Figures released by the Crown Prosecution Service (CPS) and the police found 47 cases out of 3,637 were halted due to lack of disclosure by prosecutors and police. The review was ordered in January after a string of high profile rape trials collapsed.
The police have a legal duty to disclose evidence to the defendant’s legal team. The review found disclosure had been an issue in all 47 cases that collapsed, and in five cases it was the primary reason the case was dropped.
In 42 cases, communications data – such as text messages, emails and social media – were being examined too late. The review showed that police were struggling to cope with the amount of digital evidence which is now available due to the prevalence of smartphones.
Sophie Walker, of the Women’s Equality Party, said the findings were “a disaster” for survivors, who said they could fuel the assumption that women are lying about rape.
Walker told HuffPost UK: “We have to get away from this knee jerk reaction that when something goes wrong with a case being prepared, it is automatically assumed that there is a woman lying.
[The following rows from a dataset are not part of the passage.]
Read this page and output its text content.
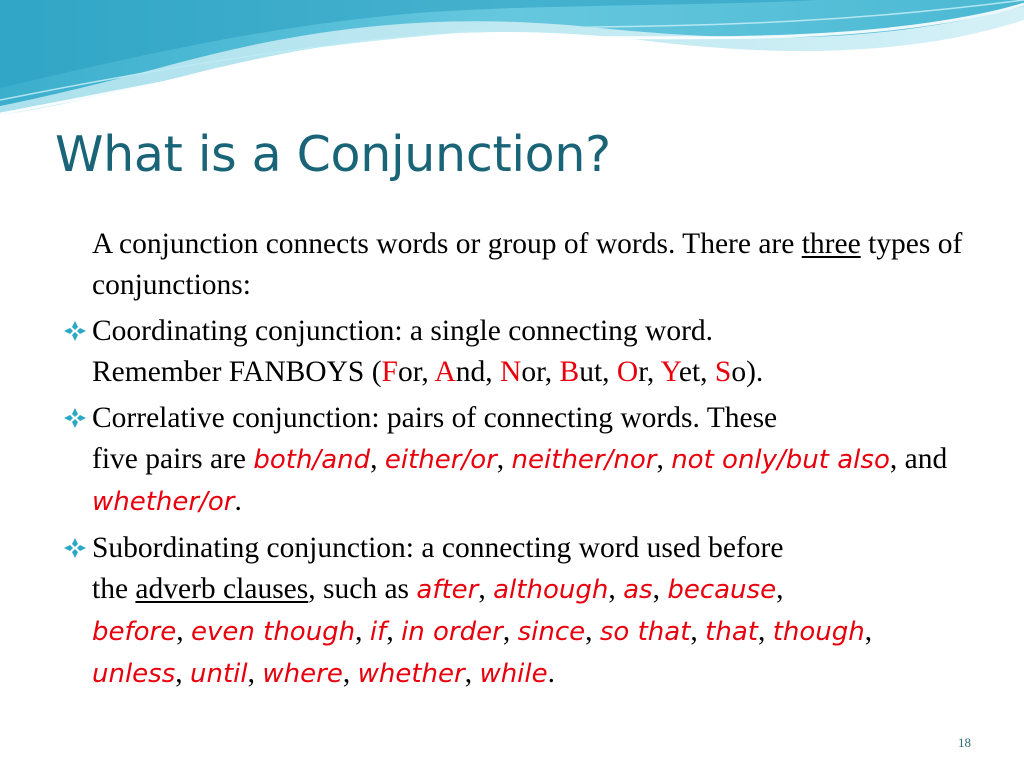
What is a Conjunction?

A conjunction connects words or group of words. There are three types of conjunctions:

Coordinating conjunction: a single connecting word.
Remember FANBOYS (For, And, Nor, But, Or, Yet, So).

Correlative conjunction: pairs of connecting words. These
five pairs are both/and, either/or, neither/nor, not only/but also, and whether/or.

Subordinating conjunction: a connecting word used before
the adverb clauses, such as after, although, as, because,
before, even though, if, in order, since, so that, that, though,
unless, until, where, whether, while.

18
The problem that we have with rape in this country, is that we still don’t believe women.”
Echoing Walker’s comments Rachel Krys, co-director of End Violence Against Women Coalition, said in a statement that she been alarmed when the CPS “caved into pressure” and decided to only review rape cases, when lots of crime types are affected by this issue.
On Twitter, the coalition said it was “disappointed” by the news coverage of the review, which focused on potentially innocent men being convicted, such as Liam Allan whose trial collapsed in December and the Met police was forced to apologise for a “series of failings”.
The group said the news coverage, such as The Telegraph, which said hundreds of innocent men may be in jail as a result of the errors, was a “prime example of deep structural power and privilege protecting itself”.
A 2012 study by the CPS revealed that during a 17-month test period there were 5,651 prosecutions for rape in England and Wales, and only 35 prosecutions for making false allegations of rape.
Previous research for the Home Office suggested that only 4% of cases of sexual violence reported to the UK police are found or suspected to be false.
Walker added: “The situation we have at the moment is dreadful. Women are brutalised twice over in this country. Once by their rapist and then again by the criminal justice system.”
Krys said the “much bigger rape justice issue staring us in the face” was how the gathering of digital evidence including phone records and social media messages, raises the possibility of it being used to discredit the victim’s character.
Appearing before MPs on Tuesday, Alison Saunders, the outgoing director of the CPS, apologised for the failings and said that disclosure was a “longstanding systemic issue” that the CPS and police needed to tackle.
Saunders said: “I feel every single failure. It is not something that we want. We have been very clear about where our failings are. We will apologise for those.”
She said new disclosure safeguards in place “will make a difference”.
A statement from Rape Crisis England and Wales said the context in which this review has happened should “make us all sit up and ask questions”, highlighting that over the last five years, reports of rape to the police have jumped from around 16,000 to more than 41,000, while in the same period the number of cases reaching court has increased by only around a third (to just under 4,000).
The statement concluded: “The whole community suffers if rape is not prosecuted properly. We all have an interest in ensuring rapists cannot act with impunity, and the criminal justice system is fit for purpose.”